= John Travers (composer) =

English composer

John Travers (ca. 1703 - June 1758) was an English composer who held the office of Organist to the Chapel Royal from 1737 to 1758. Before filling several parochial posts in London he had been a choir boy at St. George's Chapel, Windsor, and a pupil of Johann Christoph Pepusch.

==Life==
He received his early musical education in the choir of St. George's Chapel, Windsor. With the support of Henry Godolphin, he was apprenticed to Maurice Greene. He afterwards studied with John Christopher Pepusch, and copied, according to Charles Burney, his style. On Pepusch's death Travers was bequeathed some of his musical library.

About 1725 Travers became organist of St. Paul's, Covent Garden, and afterwards of Fulham church.
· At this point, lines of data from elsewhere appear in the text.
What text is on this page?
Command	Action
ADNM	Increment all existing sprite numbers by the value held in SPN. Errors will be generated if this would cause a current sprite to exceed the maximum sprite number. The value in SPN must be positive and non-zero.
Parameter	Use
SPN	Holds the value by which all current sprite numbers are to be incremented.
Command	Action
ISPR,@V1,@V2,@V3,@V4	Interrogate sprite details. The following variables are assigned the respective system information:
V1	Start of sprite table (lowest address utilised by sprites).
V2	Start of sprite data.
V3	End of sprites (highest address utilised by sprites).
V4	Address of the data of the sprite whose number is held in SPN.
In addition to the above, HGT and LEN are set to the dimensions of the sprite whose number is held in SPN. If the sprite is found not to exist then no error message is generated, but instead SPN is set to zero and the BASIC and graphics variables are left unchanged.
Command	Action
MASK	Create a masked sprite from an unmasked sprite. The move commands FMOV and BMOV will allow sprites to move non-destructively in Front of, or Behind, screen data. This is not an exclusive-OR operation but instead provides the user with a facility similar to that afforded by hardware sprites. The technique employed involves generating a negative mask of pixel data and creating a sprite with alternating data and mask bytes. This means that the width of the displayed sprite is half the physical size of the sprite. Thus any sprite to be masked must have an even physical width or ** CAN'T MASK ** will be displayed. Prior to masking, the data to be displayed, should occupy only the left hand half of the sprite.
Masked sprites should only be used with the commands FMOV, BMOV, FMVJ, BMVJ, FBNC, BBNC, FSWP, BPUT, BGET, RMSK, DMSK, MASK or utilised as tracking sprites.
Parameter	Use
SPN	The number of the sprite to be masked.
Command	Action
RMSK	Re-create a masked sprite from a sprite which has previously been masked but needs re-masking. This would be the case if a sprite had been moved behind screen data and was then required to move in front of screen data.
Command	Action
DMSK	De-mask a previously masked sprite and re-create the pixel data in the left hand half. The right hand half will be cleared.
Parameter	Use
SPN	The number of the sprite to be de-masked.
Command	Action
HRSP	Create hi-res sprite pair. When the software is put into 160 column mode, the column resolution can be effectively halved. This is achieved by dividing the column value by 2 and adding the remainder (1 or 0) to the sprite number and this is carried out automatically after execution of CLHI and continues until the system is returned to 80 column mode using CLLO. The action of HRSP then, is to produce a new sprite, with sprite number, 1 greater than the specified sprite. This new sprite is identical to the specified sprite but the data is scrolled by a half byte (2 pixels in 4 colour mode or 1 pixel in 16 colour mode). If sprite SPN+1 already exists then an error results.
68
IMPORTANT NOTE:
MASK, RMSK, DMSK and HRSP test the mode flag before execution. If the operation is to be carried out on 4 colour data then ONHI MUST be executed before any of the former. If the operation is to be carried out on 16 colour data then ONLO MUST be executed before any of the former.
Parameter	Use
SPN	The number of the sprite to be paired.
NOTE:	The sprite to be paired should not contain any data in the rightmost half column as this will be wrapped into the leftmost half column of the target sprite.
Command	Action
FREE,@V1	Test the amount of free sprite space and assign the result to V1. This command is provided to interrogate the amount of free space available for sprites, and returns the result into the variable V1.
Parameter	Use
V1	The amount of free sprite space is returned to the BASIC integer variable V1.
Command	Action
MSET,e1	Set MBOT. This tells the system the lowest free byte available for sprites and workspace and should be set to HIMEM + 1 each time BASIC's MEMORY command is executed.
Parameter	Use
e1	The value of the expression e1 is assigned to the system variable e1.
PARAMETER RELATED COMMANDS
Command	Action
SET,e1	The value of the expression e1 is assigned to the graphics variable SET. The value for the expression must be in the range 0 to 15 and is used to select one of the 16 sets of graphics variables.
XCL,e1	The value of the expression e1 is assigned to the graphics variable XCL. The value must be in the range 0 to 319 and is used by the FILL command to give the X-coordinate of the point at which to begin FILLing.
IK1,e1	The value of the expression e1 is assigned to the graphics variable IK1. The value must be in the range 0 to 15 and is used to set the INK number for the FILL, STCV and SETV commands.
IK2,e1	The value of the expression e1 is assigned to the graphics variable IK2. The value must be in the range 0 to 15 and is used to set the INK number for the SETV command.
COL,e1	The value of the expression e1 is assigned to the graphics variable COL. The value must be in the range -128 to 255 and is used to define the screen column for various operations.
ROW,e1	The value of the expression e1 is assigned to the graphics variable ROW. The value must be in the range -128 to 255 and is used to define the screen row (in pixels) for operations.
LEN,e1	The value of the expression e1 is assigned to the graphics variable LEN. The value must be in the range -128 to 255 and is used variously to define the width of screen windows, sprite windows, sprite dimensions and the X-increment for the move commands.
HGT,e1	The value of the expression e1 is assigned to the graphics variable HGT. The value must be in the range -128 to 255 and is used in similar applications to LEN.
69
On 10 May 1737 he succeeded Jonathan Martin as organist of the Chapel Royal, a post which he held until his death in 1758. Among his pupils was Jackson of Exeter.

==Works==
His church music (for example the extended anthem Ascribe unto the Lord) was used into the nineteenth century.

- The whole Book of Psalms for one, two, three, four, or five voices, with a thorough bass for the harpsichord (1750?)
- Twelve Voluntaries for Organ or Harpsichord, London (1769).

Among his secular compositions are his Eighteen Canzonets, the words being from Matthew Prior.